While the basis of this technique remains fundamentally unclear, it is highly effective, and has been upheld in eastern cultures for ages.
Therefore, research pressure points that correspond with the site of pain in your body.
#3 Pace yourself as much as possible and mitigate stress in advance by planning your trip accordingly
You may even consider alternating driving responsibilities with another individual. This is especially imperative because stressful situations often induce contractions in the neck muscles, and this elevates tension and muscle pain. Furthermore, pain and tension can also increase in other regions of your body.
#4 Music is a therapeutic tool that mollifies many disruptive, painful conditions
It is used for meditative purposes, and can factor into your pain management regimen this summer.
If for some reason you begin to experience pain or discomfort, consider turning on your favorite music in order to relax the fibers of your muscles.
Peaceful music is preferable, as highly paced music may increase your sympathetic immune response, and therefore, amplify many of your relayed pain signals from the site of pain, to your brain.
The sympathetic immune system fires in response to danger or stressful situations, leading to muscle contractions, constricted pupils, and elevated heart rate, etc.
#5 Consider engaging in meditative practices prior to beginning your summer drive
Meditation has been scientifically proven to decrease the onset of stress. And as noted, stress is correlated with muscle pain and tension in the shoulder, neck and back regions of the body.
#6 Ensure that you have a comfortable seat to travel in
If you have a well cushioned, ergonomic car seat, then you are certainly in luck. However, if your seat exerts pressure and discomfort onto your muscles, then you should consider purchasing a car cushion to better your travelling experience.
#7 In some cases, a driver may suffer from a preexisting condition that results in pain, tension and inflammation
In the following course of treatment has been prescribed by your doctor, consider incorporating ibuprofen into your medical regimen during the trip.
Furthermore, consider engaging in some vague form of rehabilitative therapy or massage prior to the trip-if this applies to your recovery regimen.
Many people suffer from pain inducing conditions such as fibromyalgia, CRPS, kyphosis, cervicalgia, and much worse in some cases. Therefore, anti-inflammatory medication may be imperative in certain contexts.
#8 Prolonged sitting also has a tendency to heighten pain
For this reason, you should take frequent breaks at rest stops, and walk around in order to increase your blood flow.

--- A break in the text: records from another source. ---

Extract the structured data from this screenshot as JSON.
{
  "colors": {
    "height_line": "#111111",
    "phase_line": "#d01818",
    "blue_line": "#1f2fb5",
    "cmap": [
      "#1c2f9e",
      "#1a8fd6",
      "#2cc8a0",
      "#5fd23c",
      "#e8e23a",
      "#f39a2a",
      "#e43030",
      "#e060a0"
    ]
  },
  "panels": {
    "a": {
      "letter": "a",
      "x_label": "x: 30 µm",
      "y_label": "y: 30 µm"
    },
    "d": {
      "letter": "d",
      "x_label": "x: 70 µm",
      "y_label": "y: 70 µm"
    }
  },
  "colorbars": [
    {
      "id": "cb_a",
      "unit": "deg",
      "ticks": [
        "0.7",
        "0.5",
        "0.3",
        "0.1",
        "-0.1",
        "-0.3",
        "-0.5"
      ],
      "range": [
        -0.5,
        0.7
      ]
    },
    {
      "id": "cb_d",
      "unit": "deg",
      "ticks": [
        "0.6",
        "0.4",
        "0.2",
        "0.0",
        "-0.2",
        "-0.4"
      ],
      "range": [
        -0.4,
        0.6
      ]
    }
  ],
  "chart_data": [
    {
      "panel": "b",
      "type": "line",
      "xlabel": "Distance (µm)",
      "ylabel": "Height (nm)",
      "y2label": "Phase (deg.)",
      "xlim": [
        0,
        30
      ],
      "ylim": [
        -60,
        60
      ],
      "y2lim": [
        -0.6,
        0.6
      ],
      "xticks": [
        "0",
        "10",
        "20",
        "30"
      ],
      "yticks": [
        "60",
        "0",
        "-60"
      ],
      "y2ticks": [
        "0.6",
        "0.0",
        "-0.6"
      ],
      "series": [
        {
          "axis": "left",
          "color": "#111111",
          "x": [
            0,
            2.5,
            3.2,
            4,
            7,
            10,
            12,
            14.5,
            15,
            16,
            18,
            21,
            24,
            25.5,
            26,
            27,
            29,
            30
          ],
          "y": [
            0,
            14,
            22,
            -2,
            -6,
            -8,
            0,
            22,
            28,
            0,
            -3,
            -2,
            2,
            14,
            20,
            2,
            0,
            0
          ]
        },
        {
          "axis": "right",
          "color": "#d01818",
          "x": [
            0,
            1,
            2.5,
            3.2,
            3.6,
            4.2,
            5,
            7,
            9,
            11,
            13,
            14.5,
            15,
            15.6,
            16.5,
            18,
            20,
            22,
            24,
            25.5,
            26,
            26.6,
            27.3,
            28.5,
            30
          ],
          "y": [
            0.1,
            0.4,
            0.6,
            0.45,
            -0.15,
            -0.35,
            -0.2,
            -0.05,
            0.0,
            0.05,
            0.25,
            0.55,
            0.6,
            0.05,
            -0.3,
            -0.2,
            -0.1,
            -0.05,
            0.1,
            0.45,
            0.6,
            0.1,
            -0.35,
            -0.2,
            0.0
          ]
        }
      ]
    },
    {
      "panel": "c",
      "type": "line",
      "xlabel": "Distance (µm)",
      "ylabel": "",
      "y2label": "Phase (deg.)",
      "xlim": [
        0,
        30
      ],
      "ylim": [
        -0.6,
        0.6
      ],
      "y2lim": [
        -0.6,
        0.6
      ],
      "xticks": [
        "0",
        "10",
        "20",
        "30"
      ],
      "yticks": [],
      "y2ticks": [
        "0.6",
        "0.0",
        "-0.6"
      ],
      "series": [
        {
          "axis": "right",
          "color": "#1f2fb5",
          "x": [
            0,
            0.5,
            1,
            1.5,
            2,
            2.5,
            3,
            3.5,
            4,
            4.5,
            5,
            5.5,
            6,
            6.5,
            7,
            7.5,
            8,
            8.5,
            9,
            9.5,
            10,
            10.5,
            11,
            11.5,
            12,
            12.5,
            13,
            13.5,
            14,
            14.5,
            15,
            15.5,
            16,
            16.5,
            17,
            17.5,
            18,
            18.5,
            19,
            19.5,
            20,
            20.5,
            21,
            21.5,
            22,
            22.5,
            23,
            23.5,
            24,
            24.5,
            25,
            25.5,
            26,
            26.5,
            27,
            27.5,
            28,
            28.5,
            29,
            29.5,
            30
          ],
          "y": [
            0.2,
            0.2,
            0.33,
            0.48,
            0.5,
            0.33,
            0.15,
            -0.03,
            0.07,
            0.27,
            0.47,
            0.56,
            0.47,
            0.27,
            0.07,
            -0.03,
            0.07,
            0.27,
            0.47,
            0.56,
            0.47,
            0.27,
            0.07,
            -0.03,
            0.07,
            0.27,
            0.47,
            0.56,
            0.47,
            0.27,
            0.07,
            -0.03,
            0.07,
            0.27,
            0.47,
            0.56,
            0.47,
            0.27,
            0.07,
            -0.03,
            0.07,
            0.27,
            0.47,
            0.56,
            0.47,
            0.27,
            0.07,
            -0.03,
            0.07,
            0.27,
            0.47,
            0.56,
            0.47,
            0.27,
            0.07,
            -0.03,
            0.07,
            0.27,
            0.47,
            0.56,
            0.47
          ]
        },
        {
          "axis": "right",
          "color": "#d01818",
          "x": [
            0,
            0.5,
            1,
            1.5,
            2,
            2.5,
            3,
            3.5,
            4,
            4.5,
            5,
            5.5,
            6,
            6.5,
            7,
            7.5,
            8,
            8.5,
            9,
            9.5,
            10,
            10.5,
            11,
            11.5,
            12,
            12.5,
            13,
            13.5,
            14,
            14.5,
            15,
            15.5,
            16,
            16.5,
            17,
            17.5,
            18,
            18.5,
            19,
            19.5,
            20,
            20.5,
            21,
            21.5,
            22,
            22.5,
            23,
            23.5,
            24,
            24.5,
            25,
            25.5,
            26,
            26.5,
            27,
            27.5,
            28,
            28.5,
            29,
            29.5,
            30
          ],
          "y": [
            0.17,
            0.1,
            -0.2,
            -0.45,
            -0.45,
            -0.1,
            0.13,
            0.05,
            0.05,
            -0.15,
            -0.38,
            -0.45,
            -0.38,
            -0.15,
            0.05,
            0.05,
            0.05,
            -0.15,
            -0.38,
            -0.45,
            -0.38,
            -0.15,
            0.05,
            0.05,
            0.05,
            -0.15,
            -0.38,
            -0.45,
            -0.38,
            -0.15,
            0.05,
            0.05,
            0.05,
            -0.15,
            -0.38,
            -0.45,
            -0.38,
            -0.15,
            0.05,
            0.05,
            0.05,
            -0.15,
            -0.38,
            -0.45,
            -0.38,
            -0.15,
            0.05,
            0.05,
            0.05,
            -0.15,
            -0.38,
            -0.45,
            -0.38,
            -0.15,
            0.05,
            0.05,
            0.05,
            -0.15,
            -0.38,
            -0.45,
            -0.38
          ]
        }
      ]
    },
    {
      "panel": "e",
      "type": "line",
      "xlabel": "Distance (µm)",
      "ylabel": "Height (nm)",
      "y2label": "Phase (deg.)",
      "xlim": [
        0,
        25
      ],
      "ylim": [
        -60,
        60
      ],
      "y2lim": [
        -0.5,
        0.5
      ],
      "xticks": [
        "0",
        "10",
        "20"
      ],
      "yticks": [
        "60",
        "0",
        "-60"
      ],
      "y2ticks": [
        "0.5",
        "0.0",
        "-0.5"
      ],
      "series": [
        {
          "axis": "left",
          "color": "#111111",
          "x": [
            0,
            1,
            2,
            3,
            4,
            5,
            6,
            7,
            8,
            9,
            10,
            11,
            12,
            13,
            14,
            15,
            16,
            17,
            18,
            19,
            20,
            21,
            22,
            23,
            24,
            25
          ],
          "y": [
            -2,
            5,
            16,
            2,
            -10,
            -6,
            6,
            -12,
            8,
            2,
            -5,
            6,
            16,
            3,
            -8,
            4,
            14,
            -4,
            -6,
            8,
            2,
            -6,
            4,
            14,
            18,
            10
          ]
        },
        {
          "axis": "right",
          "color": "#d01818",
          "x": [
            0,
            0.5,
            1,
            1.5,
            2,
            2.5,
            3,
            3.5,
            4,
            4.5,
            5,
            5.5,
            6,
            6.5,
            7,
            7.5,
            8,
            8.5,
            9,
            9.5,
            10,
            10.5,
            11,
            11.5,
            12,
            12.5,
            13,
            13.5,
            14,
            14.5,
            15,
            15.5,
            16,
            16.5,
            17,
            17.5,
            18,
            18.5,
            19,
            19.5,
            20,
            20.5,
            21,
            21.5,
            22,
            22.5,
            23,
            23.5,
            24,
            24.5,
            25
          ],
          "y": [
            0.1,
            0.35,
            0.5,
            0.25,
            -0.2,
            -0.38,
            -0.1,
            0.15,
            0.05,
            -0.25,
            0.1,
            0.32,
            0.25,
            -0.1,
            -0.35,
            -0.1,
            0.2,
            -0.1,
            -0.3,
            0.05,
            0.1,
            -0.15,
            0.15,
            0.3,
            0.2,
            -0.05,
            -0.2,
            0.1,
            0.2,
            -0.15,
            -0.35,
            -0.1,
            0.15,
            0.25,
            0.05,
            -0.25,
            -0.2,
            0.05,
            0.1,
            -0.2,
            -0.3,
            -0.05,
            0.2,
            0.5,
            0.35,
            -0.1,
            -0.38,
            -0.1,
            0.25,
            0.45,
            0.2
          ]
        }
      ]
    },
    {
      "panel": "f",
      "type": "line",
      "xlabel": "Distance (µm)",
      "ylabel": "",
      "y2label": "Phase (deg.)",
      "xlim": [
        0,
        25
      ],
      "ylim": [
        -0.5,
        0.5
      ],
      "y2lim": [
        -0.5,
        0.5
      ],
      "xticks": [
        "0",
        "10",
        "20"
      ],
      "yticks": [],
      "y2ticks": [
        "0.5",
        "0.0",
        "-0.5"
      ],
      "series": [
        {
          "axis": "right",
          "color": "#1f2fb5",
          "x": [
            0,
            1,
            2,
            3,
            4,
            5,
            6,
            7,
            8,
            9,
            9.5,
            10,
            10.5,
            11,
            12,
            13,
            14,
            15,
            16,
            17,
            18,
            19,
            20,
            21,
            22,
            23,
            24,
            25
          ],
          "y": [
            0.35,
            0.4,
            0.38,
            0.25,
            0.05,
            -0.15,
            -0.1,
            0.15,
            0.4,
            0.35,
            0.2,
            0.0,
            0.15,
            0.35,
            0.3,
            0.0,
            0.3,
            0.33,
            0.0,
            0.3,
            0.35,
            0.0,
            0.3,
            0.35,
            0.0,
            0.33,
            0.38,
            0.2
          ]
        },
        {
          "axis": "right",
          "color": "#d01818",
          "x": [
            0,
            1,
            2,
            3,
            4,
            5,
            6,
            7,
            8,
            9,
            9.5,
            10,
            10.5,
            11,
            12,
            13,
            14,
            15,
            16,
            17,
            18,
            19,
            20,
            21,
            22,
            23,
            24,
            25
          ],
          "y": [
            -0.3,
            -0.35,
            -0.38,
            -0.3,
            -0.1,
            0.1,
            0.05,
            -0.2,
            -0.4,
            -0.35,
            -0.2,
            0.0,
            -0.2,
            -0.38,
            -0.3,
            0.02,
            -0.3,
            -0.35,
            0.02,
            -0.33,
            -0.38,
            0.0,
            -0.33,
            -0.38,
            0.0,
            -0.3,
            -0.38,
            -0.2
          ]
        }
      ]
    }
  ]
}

People who sit for extended periods of time will suffer from decreased circulation, which can lead to nutritional and oxygen deprivation in body parts lacking blood flow.
This can cause muscle tension, stiffness, and pain, as well. During your breaks, you should consider doing simple stretches in order to promote more muscle flexibility, and alleviate any repressed pain or tension.
Planning your trip in advance to accommodate your needs is a great idea. If you can plan ahead, that will help you feel more comfortable with the trip and others to be more patient with your situation. It would also help to plan stops that would allow for extra stretching or exercise.
Planning your trip in advance to accommodate your needs is a great idea. If you can plan ahead, that will help you feel more comfortable with the trip and others to be more patient with your situation. It would also help to plan stops that would allow for extra stretching or exercise.